Holding the county court abused its discretion in denying the DPS's motion to reinstate, we reverse the judgment of the county court and remand the case for a new trial.

PAUL W. GREEN

JUSTICE

DO NOT PUBLISH

1. Tex. R. Civ. P. 165a(1), (2); City of Houston v. Thomas, 838 S.W.2d 296, 297 (Tex. App.-Houston [1st Dist.] 1992, no writ) (citing Veteran's Land Bd. v. Williams, 543 S.W.2d 89, 90 (Tex.1976)); see Creel v. Dist. Atty., 818 S.W.2d 45, 46 (Tex. 1991); Rohus v. Licona, 942 S.W.2d 111, 112 (Tex. App.-Houston [1st Dist.] 1997, no writ); Alvarado v. Magic Valley Elec. Co-op., Inc., 784 S.W.2d 729, 732 (Tex. App.-San Antonio 1990, writ denied).

2. Tex.

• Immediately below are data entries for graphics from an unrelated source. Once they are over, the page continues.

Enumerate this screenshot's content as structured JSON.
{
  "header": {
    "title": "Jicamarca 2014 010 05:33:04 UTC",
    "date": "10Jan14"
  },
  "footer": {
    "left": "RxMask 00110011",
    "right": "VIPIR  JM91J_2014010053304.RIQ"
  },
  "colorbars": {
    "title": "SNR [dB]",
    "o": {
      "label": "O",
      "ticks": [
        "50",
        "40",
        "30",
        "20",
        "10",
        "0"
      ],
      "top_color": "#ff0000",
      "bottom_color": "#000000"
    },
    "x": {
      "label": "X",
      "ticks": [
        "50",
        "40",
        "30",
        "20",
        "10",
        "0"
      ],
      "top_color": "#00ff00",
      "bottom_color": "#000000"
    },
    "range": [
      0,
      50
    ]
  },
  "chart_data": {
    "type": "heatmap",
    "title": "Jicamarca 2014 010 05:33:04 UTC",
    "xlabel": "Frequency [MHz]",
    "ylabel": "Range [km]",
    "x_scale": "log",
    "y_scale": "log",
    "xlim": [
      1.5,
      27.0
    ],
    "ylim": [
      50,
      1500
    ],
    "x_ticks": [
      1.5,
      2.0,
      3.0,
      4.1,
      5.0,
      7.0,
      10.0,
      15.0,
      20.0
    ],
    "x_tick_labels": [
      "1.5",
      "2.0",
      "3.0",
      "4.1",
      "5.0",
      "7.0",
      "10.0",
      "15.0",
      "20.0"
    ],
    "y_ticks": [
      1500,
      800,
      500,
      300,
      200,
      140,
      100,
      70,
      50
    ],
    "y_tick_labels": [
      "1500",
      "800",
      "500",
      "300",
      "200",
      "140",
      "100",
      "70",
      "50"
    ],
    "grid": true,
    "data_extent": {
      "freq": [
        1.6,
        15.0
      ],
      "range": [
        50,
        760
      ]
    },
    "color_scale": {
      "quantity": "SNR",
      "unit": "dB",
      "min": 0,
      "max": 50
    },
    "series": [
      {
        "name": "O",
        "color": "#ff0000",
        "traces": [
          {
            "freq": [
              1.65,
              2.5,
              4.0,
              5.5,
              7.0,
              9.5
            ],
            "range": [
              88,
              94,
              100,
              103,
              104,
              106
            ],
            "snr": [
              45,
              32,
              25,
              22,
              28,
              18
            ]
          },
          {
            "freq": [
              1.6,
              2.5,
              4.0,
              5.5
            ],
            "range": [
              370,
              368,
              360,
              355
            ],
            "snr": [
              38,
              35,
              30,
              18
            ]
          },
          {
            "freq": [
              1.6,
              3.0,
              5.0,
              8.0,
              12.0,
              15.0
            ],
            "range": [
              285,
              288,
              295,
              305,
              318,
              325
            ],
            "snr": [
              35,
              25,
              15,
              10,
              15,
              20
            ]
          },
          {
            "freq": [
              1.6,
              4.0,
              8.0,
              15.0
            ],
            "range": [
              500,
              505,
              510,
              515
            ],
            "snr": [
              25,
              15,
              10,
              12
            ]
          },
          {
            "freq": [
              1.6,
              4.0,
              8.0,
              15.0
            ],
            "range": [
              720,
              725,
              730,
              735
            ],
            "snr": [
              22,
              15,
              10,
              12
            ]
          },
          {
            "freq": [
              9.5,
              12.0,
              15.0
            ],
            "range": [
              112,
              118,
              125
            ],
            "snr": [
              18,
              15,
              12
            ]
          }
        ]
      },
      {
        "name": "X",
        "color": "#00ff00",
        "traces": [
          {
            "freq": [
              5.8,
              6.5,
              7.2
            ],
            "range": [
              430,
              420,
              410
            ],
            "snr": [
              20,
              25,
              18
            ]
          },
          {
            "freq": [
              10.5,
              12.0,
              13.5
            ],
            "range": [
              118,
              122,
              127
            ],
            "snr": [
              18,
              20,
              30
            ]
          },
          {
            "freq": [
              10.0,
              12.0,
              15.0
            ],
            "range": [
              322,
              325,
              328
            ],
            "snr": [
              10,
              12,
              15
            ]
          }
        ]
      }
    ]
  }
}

R. Civ. P. 165a(3); Smith v. Babcock & Wilcox Constr. Co., Inc., 913 S.W.2d 467, 468 (Tex. 1995). The Rule 165a(3) standard for reinstatement is inapplicable to cases dismissed under the trial court's inherent power. Ozuna v. Southwest Bio-Clinical Laboratories, 766 S.W.2d 900, 903 (Tex. App.-San Antonio 1989, writ denied) (stating "when a court has dismissed a case for want of diligent prosecution . . . the court need not reinstate the case upon a mere showing that the lack of prosecution was not intentional but the result of accident or mistake").